The company reported a one-off post-tax impact of around $1.8 billion in its 2019 financial statements, which also includes an expected cash outlet of around $700 million during 2020.
“CIMIC has committed facilities and cash available to meet all obligations as required,” the company said in ASX announcement.
“Consequently, CIMIC will not declare a final dividend for 2019.”
Shares in CIMIC had fallen by 20.13 per cent, as at 2:50pm AEDT, to trade at $27.94.
Following the evaluation, CIMIC plans to sell its BICC division and maintain a focus on its core markets in Australia, New Zealand and Asia Pacific.
Excluding the BICC impact, CIMIC said it expected a net profit in line with guidance of around $800 million for 2019.
It said financial results would be announced in February.
Meanwhile, Downer has cut its profit guidance for the 2020 financial year by $300 million, citing an underperformance in and lower revenue from its engineering, construction and maintenance (ECM) division.

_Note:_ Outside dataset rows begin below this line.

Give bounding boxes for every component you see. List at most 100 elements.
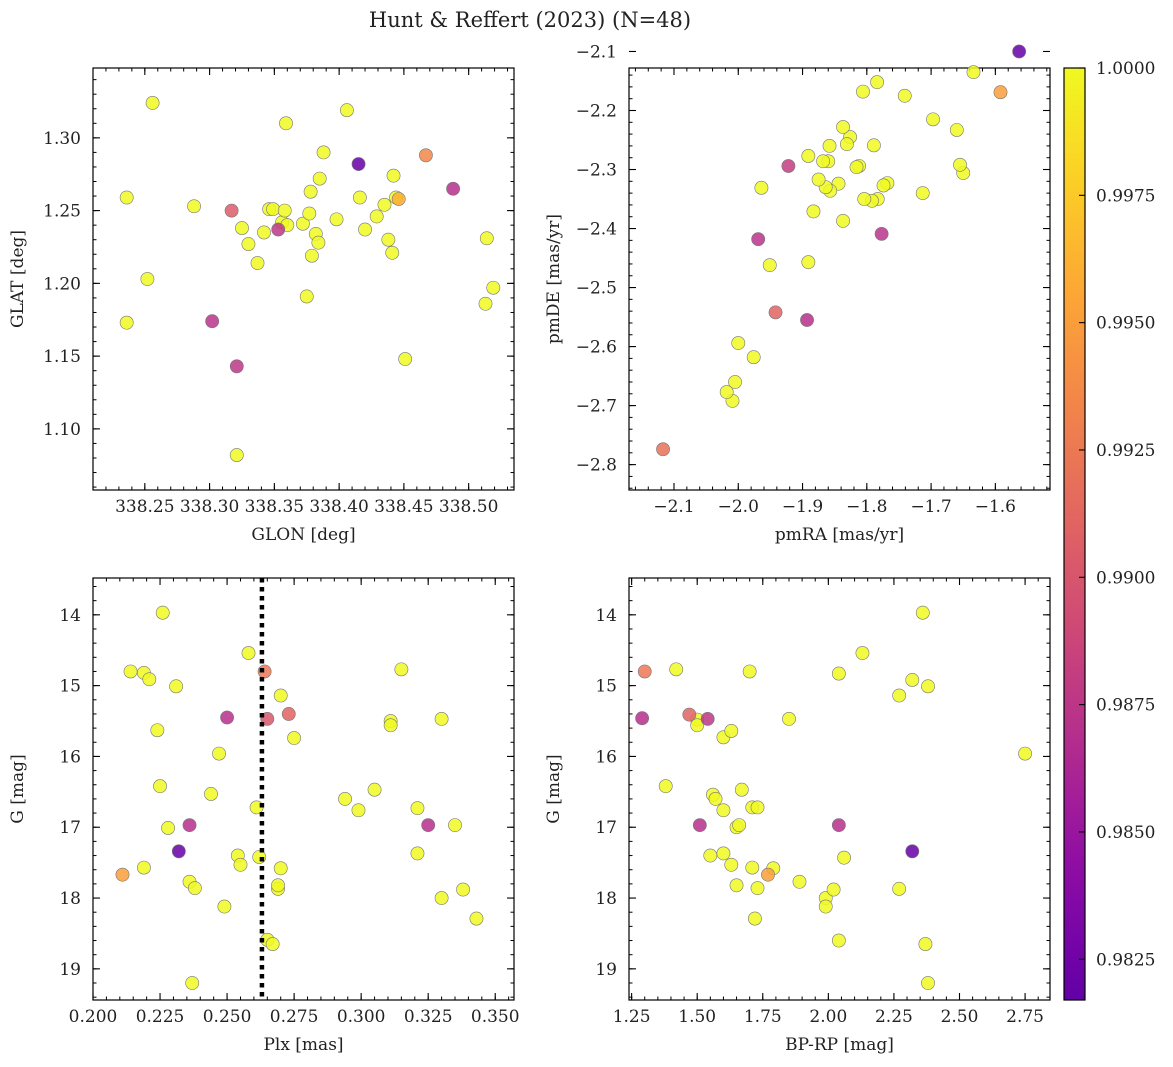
scatter-point (831, 933, 846, 948)
scatter-point (870, 75, 885, 90)
scatter-point (768, 305, 783, 320)
scatter-point (656, 442, 670, 457)
scatter-point (745, 860, 760, 875)
scatter-point (229, 448, 244, 462)
scatter-point (761, 867, 775, 882)
scatter-point (257, 225, 271, 240)
x-tick-label: 338.30 (180, 497, 239, 517)
colorbar: 0.9825 0.9850 0.9875 0.9900 0.9925 0.9950 0.99… (1063, 59, 1155, 1001)
scatter-point (385, 245, 400, 260)
scatter-point (185, 976, 200, 990)
scatter-point (266, 202, 280, 217)
scatter-point (703, 848, 718, 863)
axes-frame (92, 577, 515, 1001)
y-axis-label: GLAT [deg] (8, 230, 28, 328)
scatter-point (265, 937, 280, 951)
scatter-point (279, 116, 293, 131)
scatter-point (839, 137, 854, 152)
x-tick-label: −1.8 (846, 497, 887, 517)
scatter-point (273, 688, 288, 703)
scatter-point (217, 899, 232, 914)
scatter-point (915, 605, 930, 620)
scatter-point (316, 145, 331, 160)
scatter-point (410, 801, 425, 816)
scatter-point (1012, 44, 1027, 59)
scatter-point (386, 168, 401, 183)
scatter-point (137, 860, 151, 875)
scatter-point (905, 673, 920, 687)
scatter-point (719, 385, 734, 399)
scatter-point (724, 724, 739, 738)
y-tick-label: 1.10 (43, 420, 81, 440)
x-tick-label: 2.75 (1006, 1007, 1044, 1027)
scatter-point (1018, 746, 1032, 761)
scatter-point (731, 336, 746, 350)
scatter-point (273, 861, 288, 876)
scatter-point (781, 159, 796, 173)
scatter-point (993, 85, 1008, 100)
scatter-point (486, 280, 501, 295)
scatter-point (669, 662, 684, 677)
scatter-point (742, 664, 757, 679)
scatter-point (700, 712, 715, 726)
scatter-point (728, 375, 742, 389)
x-axis-label: pmRA [mas/yr] (775, 525, 904, 545)
scatter-point (271, 878, 285, 893)
scatter-point (456, 882, 470, 897)
scatter-point (383, 718, 398, 733)
scatter-point (716, 803, 731, 818)
scatter-point (748, 911, 762, 926)
colorbar-tick-label: 0.9825 (1096, 950, 1155, 970)
panel-plx-g: 0.200 0.225 0.250 0.275 0.300 0.325 0.350 14 15 1… (8, 577, 520, 1055)
axes-frame (628, 67, 1051, 491)
scatter-point (921, 976, 935, 990)
scatter-point (229, 359, 244, 374)
scatter-point (281, 707, 296, 721)
scatter-point (866, 138, 881, 153)
scatter-point (140, 272, 155, 286)
y-tick-label: 15 (595, 677, 617, 697)
scatter-point (635, 711, 650, 726)
colorbar-tick-label: 0.9950 (1096, 314, 1155, 334)
scatter-point (421, 818, 436, 833)
scatter-point (119, 315, 134, 330)
scatter-point (949, 123, 964, 137)
scatter-point (171, 844, 186, 859)
scatter-point (204, 787, 218, 801)
panels: 338.25 338.30 338.35 338.40 338.45 338.50 1.10… (8, 42, 1051, 1055)
y-axis-label: G [mag] (544, 754, 564, 823)
scatter-point (119, 190, 134, 205)
scatter-point (856, 84, 870, 99)
figure-title: Hunt & Reffert (2023) (N=48) (369, 8, 691, 32)
scatter-point (351, 157, 366, 171)
scatter-point (831, 666, 846, 681)
scatter-point (155, 605, 170, 620)
scatter-point (746, 350, 761, 365)
scatter-point (398, 352, 413, 366)
scatter-point (826, 882, 841, 897)
x-tick-label: 338.50 (439, 497, 498, 517)
y-axis-label: G [mag] (8, 754, 28, 823)
x-tick-label: −2.1 (653, 497, 694, 517)
scatter-point (250, 256, 265, 270)
y-tick-label: −2.8 (576, 456, 617, 476)
x-axis-label: Plx [mas] (263, 1035, 343, 1055)
x-tick-label: 0.225 (136, 1007, 185, 1027)
y-tick-label: −2.3 (576, 161, 617, 181)
y-tick-label: 14 (59, 606, 81, 626)
scatter-point (115, 867, 130, 882)
y-axis-label: pmDE [mas/yr] (544, 214, 564, 344)
scatter-point (734, 782, 749, 797)
scatter-point (169, 679, 184, 694)
y-tick-label: −2.2 (576, 101, 617, 121)
scatter-point (295, 216, 310, 231)
scatter-point (212, 746, 226, 761)
scatter-point (682, 707, 697, 722)
scatter-point (153, 779, 167, 794)
scatter-point (369, 209, 384, 224)
scatter-point (849, 160, 864, 175)
x-tick-label: 1.75 (744, 1007, 782, 1027)
x-tick-label: −1.9 (782, 497, 823, 517)
scatter-point (792, 874, 807, 889)
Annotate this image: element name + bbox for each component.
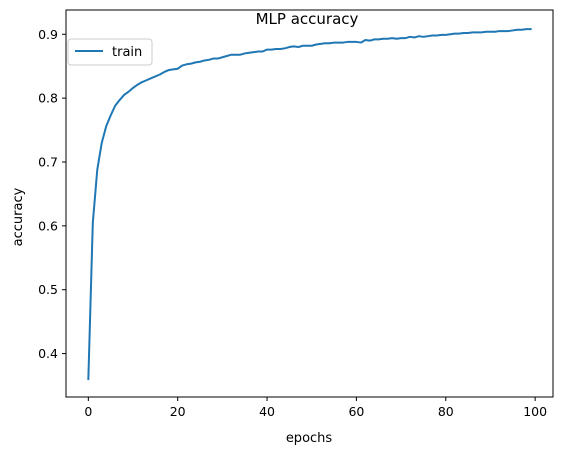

Downer said as it progressed to complete a number of "loss-making" construction contracts within the ECM division, costs incurred during December and January had exceeded the company’s estimates by $43 million.
Downer chief executive Grant Fenn said the company was disappointed with the deterioration of the projects at such a late stage in their delivery.
“We do not expect any further increase in costs above our revised estimate,” he said.
Further, the company has reported a $300 million decrease in forecast revenue and a $20 million decrease in forecast earnings from its ECM division for the remainder of FY20.
Downer attributed the loss to delays in project awards in the resources-based construction market and to grid and connection issues in the renewables sector.
The company will reposition its ECM construction effort to more competitive markets and projects with long-term, serviced based contracts – a restructure that Downer said would cost an unbudgeted $10 million.
Shares in the company were down 21.43 per cent at 2:55pm to trade at $6.88, despite announcing a significant contract award from Brisbane-based Stanwell Corporation.
Under the five-year, $600 million contract, Downer will provide mining services at the Meandu coal mine in Queensland.
The contract is an extension of Downer’s current operations at the mine, which commenced in 2013 and was due to expire on June 30 this year.
Downer’s Queensland operations also include the Blackwater, Commodore and Goonyella mines.